On the basis of the above the Tribunal is satisfied that each of the requirements between parts (2)(b), (c) and (d) of section 5F is met at the time the visa application was made and the time of this decision.
Conclusion
The Tribunal is satisfied that the parties married to each other under a marriage that is valid for the purposes of s 5F(2)(a) and the requirements of the Marriage Act.
On the basis of the above-mentioned finding, the requirements of s.5F(2) are met at the time the visa application was made and at the time of this decision.
Accordingly, the Tribunal is satisfied the visa applicant meets cl.309.211 and cl.309.221(1).
Given the findings above, the appropriate course is to remit the application for the visa to the Minister to consider the remaining criteria for a Subclass 309 visa.
DECISION
The Tribunal remits the application for a Partner (Provisional) (Class UF) visa for reconsideration, with the direction that the visa applicant meets the following criteria for a Subclass 309 (Partner (Provisional)) visa:
·cl.309.211 of Schedule 2 to the Regulations; and
·cl.309.221(1) of Schedule 2 to the Regulations.
Brendan Darcy
MemberATTACHMENT - Extract from Migration Regulations 1994
1.15ASpouse
(1)For subsection 5F (3) of the Act, this regulation sets out arrangements for the purpose of determining whether 1 or more of the conditions in paragraphs 5F (2) (a), (b), (c) and (d) of the Act exist.
(2)If the Minister is considering an application for:
(a)a Partner (Migrant) (Class BC) visa; or
(b)a Partner (Provisional) (Class UF) visa; or
(c)a Partner (Residence) (Class BS) visa; or
(d)a Partner (Temporary) (Class UK) visa;
the Minister must consider all of the circumstances of the relationship, including the matters set out in subregulation (3).

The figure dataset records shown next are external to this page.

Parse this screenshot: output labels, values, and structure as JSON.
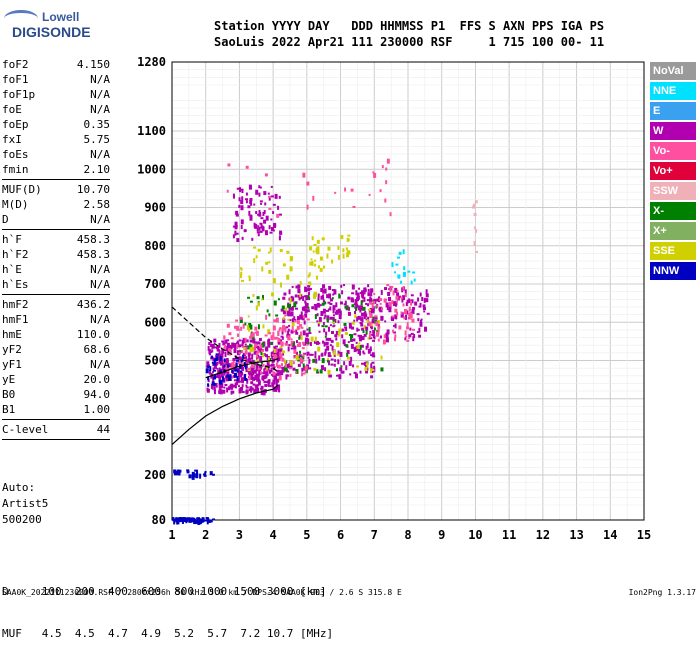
{
  "logo": {
    "line1": "Lowell",
    "line2": "DIGISONDE"
  },
  "header": {
    "line1": "Station YYYY DAY   DDD HHMMSS P1  FFS S AXN PPS IGA PS",
    "line2": "SaoLuis 2022 Apr21 111 230000 RSF     1 715 100 00- 11"
  },
  "params": [
    {
      "label": "foF2",
      "value": "4.150"
    },
    {
      "label": "foF1",
      "value": "N/A"
    },
    {
      "label": "foF1p",
      "value": "N/A"
    },
    {
      "label": "foE",
      "value": "N/A"
    },
    {
      "label": "foEp",
      "value": "0.35"
    },
    {
      "label": "fxI",
      "value": "5.75"
    },
    {
      "label": "foEs",
      "value": "N/A"
    },
    {
      "label": "fmin",
      "value": "2.10"
    },
    {
      "sep": true
    },
    {
      "label": "MUF(D)",
      "value": "10.70"
    },
    {
      "label": "M(D)",
      "value": "2.58"
    },
    {
      "label": "D",
      "value": "N/A"
    },
    {
      "sep": true
    },
    {
      "label": "h`F",
      "value": "458.3"
    },
    {
      "label": "h`F2",
      "value": "458.3"
    },
    {
      "label": "h`E",
      "value": "N/A"
    },
    {
      "label": "h`Es",
      "value": "N/A"
    },
    {
      "sep": true
    },
    {
      "label": "hmF2",
      "value": "436.2"
    },
    {
      "label": "hmF1",
      "value": "N/A"
    },
    {
      "label": "hmE",
      "value": "110.0"
    },
    {
      "label": "yF2",
      "value": "68.6"
    },
    {
      "label": "yF1",
      "value": "N/A"
    },
    {
      "label": "yE",
      "value": "20.0"
    },
    {
      "label": "B0",
      "value": "94.0"
    },
    {
      "label": "B1",
      "value": "1.00"
    },
    {
      "sep": true
    },
    {
      "label": "C-level",
      "value": "44"
    },
    {
      "sep": true
    }
  ],
  "auto": {
    "line1": "Auto:",
    "line2": "Artist5",
    "line3": "500200"
  },
  "legend": [
    {
      "label": "NoVal",
      "color": "#9a9a9a"
    },
    {
      "label": "NNE",
      "color": "#00e0ff"
    },
    {
      "label": "E",
      "color": "#3aa0f0"
    },
    {
      "label": "W",
      "color": "#b000b0"
    },
    {
      "label": "Vo-",
      "color": "#ff4fa0"
    },
    {
      "label": "Vo+",
      "color": "#e0003a"
    },
    {
      "label": "SSW",
      "color": "#f0b0b8"
    },
    {
      "label": "X-",
      "color": "#008000"
    },
    {
      "label": "X+",
      "color": "#80b060"
    },
    {
      "label": "SSE",
      "color": "#d0d000"
    },
    {
      "label": "NNW",
      "color": "#0000c0"
    }
  ],
  "bottom": {
    "line1": "D     100  200  400  600  800 1000 1500 3000 [km]",
    "line2": "MUF   4.5  4.5  4.7  4.9  5.2  5.7  7.2 10.7 [MHz]"
  },
  "footer": "SAA0K_2022111230000.RSF / 280fx256h 50 kHz 5.0 km / DPS-4 SAA0K 903 / 2.6 S 315.8 E",
  "version": "Ion2Png 1.3.17",
  "chart_data": {
    "type": "scatter",
    "x_ticks": [
      "1",
      "2",
      "3",
      "4",
      "5",
      "6",
      "7",
      "8",
      "9",
      "10",
      "11",
      "12",
      "13",
      "14",
      "15"
    ],
    "y_ticks": [
      "80",
      "200",
      "300",
      "400",
      "500",
      "600",
      "700",
      "800",
      "900",
      "1000",
      "1100",
      "1280"
    ],
    "xlim": [
      1,
      15
    ],
    "y_range_km": [
      80,
      1280
    ],
    "grid": true,
    "profile_curve": [
      [
        1.0,
        280
      ],
      [
        1.5,
        320
      ],
      [
        2.0,
        355
      ],
      [
        2.5,
        380
      ],
      [
        3.0,
        400
      ],
      [
        3.5,
        415
      ],
      [
        4.0,
        425
      ],
      [
        4.15,
        436
      ]
    ],
    "dashed_curve": [
      [
        1.0,
        640
      ],
      [
        1.5,
        600
      ],
      [
        2.0,
        560
      ],
      [
        2.5,
        530
      ],
      [
        3.0,
        505
      ],
      [
        3.5,
        490
      ],
      [
        4.0,
        480
      ],
      [
        4.15,
        470
      ]
    ],
    "trace_curve": [
      [
        2.0,
        455
      ],
      [
        2.5,
        470
      ],
      [
        3.0,
        485
      ],
      [
        3.5,
        495
      ],
      [
        4.0,
        500
      ],
      [
        4.15,
        505
      ]
    ],
    "echo_clusters": [
      {
        "x": [
          2.0,
          4.2
        ],
        "y": [
          420,
          560
        ],
        "color": "#b000b0",
        "n": 420
      },
      {
        "x": [
          4.2,
          7.0
        ],
        "y": [
          460,
          700
        ],
        "color": "#b000b0",
        "n": 360
      },
      {
        "x": [
          3.0,
          7.2
        ],
        "y": [
          470,
          680
        ],
        "color": "#008000",
        "n": 90
      },
      {
        "x": [
          3.0,
          7.2
        ],
        "y": [
          470,
          680
        ],
        "color": "#d0d000",
        "n": 70
      },
      {
        "x": [
          2.5,
          5.0
        ],
        "y": [
          460,
          620
        ],
        "color": "#ff4fa0",
        "n": 130
      },
      {
        "x": [
          2.0,
          3.2
        ],
        "y": [
          440,
          520
        ],
        "color": "#0000c0",
        "n": 50
      },
      {
        "x": [
          6.5,
          8.6
        ],
        "y": [
          560,
          700
        ],
        "color": "#b000b0",
        "n": 120
      },
      {
        "x": [
          6.8,
          8.2
        ],
        "y": [
          550,
          700
        ],
        "color": "#ff4fa0",
        "n": 60
      },
      {
        "x": [
          2.8,
          4.2
        ],
        "y": [
          820,
          960
        ],
        "color": "#b000b0",
        "n": 90
      },
      {
        "x": [
          3.0,
          5.5
        ],
        "y": [
          700,
          800
        ],
        "color": "#d0d000",
        "n": 40
      },
      {
        "x": [
          5.0,
          6.3
        ],
        "y": [
          760,
          830
        ],
        "color": "#d0d000",
        "n": 25
      },
      {
        "x": [
          2.5,
          7.5
        ],
        "y": [
          880,
          1030
        ],
        "color": "#ff4fa0",
        "n": 25
      },
      {
        "x": [
          1.0,
          2.2
        ],
        "y": [
          80,
          88
        ],
        "color": "#0000c0",
        "n": 60
      },
      {
        "x": [
          1.0,
          2.2
        ],
        "y": [
          200,
          215
        ],
        "color": "#0000c0",
        "n": 25
      },
      {
        "x": [
          7.5,
          8.2
        ],
        "y": [
          700,
          800
        ],
        "color": "#00e0ff",
        "n": 15
      },
      {
        "x": [
          9.9,
          10.0
        ],
        "y": [
          780,
          920
        ],
        "color": "#f0b0b8",
        "n": 8
      }
    ]
  }
}
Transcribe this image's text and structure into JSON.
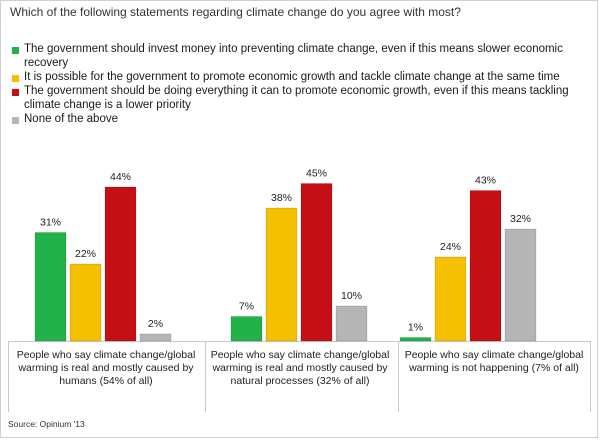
{
  "chart_data": {
    "type": "bar",
    "title": "Which of the following statements regarding climate change do you agree with most?",
    "categories": [
      [
        "People who say climate change/global",
        "warming is real and mostly caused by",
        "humans (54% of all)"
      ],
      [
        "People who say climate change/global",
        "warming is real and mostly caused by",
        "natural processes (32% of all)"
      ],
      [
        "People who say climate change/global",
        "warming is not happening  (7% of all)"
      ]
    ],
    "series": [
      {
        "name": "The government should invest money into preventing climate change, even if  this means slower economic recovery",
        "color": "#21b24a",
        "values": [
          31,
          7,
          1
        ]
      },
      {
        "name": "It is possible for the government to promote economic growth and tackle climate change at the same time",
        "color": "#f5c000",
        "values": [
          22,
          38,
          24
        ]
      },
      {
        "name": "The government should be doing everything it can to promote economic growth, even if this means tackling climate change is a lower priority",
        "color": "#c40f14",
        "values": [
          44,
          45,
          43
        ]
      },
      {
        "name": "None of the above",
        "color": "#b5b5b5",
        "values": [
          2,
          10,
          32
        ]
      }
    ],
    "value_suffix": "%",
    "ylim": [
      0,
      50
    ],
    "grid": false,
    "legend_position": "top-left"
  },
  "source": "Source: Opinium '13"
}
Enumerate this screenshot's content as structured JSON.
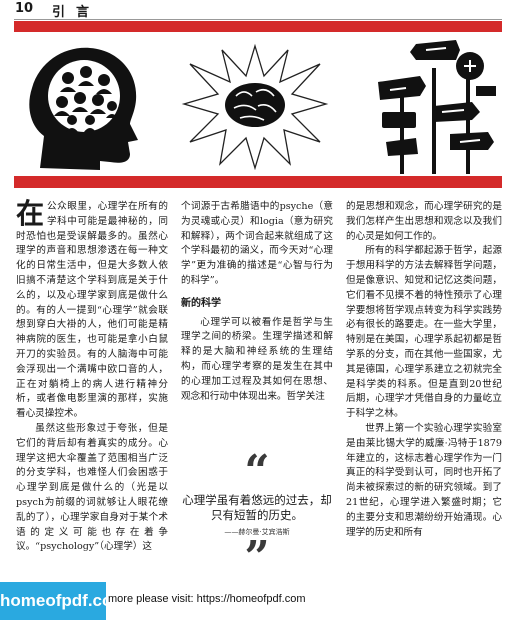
{
  "header": {
    "page_number": "10",
    "section_title": "引言"
  },
  "colors": {
    "accent_red": "#d42a2a",
    "watermark_blue": "#2aa9e0"
  },
  "illustrations": [
    {
      "icon": "head-with-faces-icon"
    },
    {
      "icon": "brain-starburst-icon"
    },
    {
      "icon": "signposts-icon"
    }
  ],
  "column1": {
    "dropcap": "在",
    "paragraphs": [
      "公众眼里，心理学在所有的学科中可能是最神秘的，同时恐怕也是受误解最多的。虽然心理学的声音和思想渗透在每一种文化的日常生活中，但是大多数人依旧搞不清楚这个学科到底是关于什么的，以及心理学家到底是做什么的。有的人一提到“心理学”就会联想到穿白大褂的人，他们可能是精神病院的医生，也可能是拿小白鼠开刀的实验员。有的人脑海中可能会浮现出一个满嘴中欧口音的人，正在对躺椅上的病人进行精神分析，或者像电影里演的那样，实施看心灵操控术。",
      "虽然这些形象过于夸张，但是它们的背后却有着真实的成分。心理学这把大伞覆盖了范围相当广泛的分支学科，也难怪人们会困惑于心理学到底是做什么的（光是以psych为前缀的词就够让人眼花缭乱的了），心理学家自身对于某个术语的定义可能也存在着争议。“psychology”（心理学）这"
    ]
  },
  "column2": {
    "paragraphs_before": [
      "个词源于古希腊语中的psyche（意为灵魂或心灵）和logia（意为研究和解释），两个词合起来就组成了这个学科最初的涵义，而今天对“心理学”更为准确的描述是“心智与行为的科学”。"
    ],
    "subhead": "新的科学",
    "paragraphs_after": [
      "心理学可以被看作是哲学与生理学之间的桥梁。生理学描述和解释的是大脑和神经系统的生理结构，而心理学考察的是发生在其中的心理加工过程及其如何在思想、观念和行动中体现出来。哲学关注"
    ]
  },
  "quote": {
    "open_mark": "“",
    "text": "心理学虽有着悠远的过去，却只有短暂的历史。",
    "attribution": "——赫尔曼·艾宾浩斯",
    "close_mark": "”"
  },
  "column3": {
    "paragraphs": [
      "的是思想和观念，而心理学研究的是我们怎样产生出思想和观念以及我们的心灵是如何工作的。",
      "所有的科学都起源于哲学，起源于想用科学的方法去解释哲学问题，但是像意识、知觉和记忆这类问题，它们看不见摸不着的特性预示了心理学要想将哲学观点转变为科学实践势必有很长的路要走。在一些大学里，特别是在美国，心理学系起初都是哲学系的分支，而在其他一些国家，尤其是德国，心理学系建立之初就完全是科学类的科系。但是直到20世纪后期，心理学才凭借自身的力量屹立于科学之林。",
      "世界上第一个实验心理学实验室是由莱比锡大学的威廉·冯特于1879年建立的，这标志着心理学作为一门真正的科学受到认可，同时也开拓了尚未被探索过的新的研究领域。到了21世纪，心理学进入繁盛时期；它的主要分支和思潮纷纷开始涌现。心理学的历史和所有"
    ]
  },
  "watermark": {
    "logo_text": "homeofpdf.com",
    "text": "more please visit: https://homeofpdf.com"
  }
}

(3)The matters for subregulation (2) are:
(a)the financial aspects of the relationship, including:
(i) any joint ownership of real estate or other major assets; and
(ii) any joint liabilities; and
(iii) the extent of any pooling of financial resources, especially in relation to major financial commitments; and
(iv) whether one person in the relationship owes any legal obligation in respect of the other; and
(v) the basis of any sharing of day‑to‑day household expenses; and
(b)the nature of the household, including:
(i) any joint responsibility for the care and support of children; and
(ii) the living arrangements of the persons; and
(iii) any sharing of the responsibility for housework; and
(c)the social aspects of the relationship, including:
(i) whether the persons represent themselves to other people as being married to each other; and
(ii) the opinion of the persons’ friends and acquaintances about the nature of the relationship; and
(iii) any basis on which the persons plan and undertake joint social activities; and
(d)the nature of the persons’ commitment to each other, including:
(i) the duration of the relationship; and
(ii) the length of time during which the persons have lived together; and
(iii) the degree of companionship and emotional support that the persons draw from each other; and
(iv) whether the persons see the relationship as a long‑term one.
(4)If the Minister is considering an application for a visa of a class other than a class mentioned in subregulation (2), the Minister may consider any of the circumstances mentioned in subregulation (3).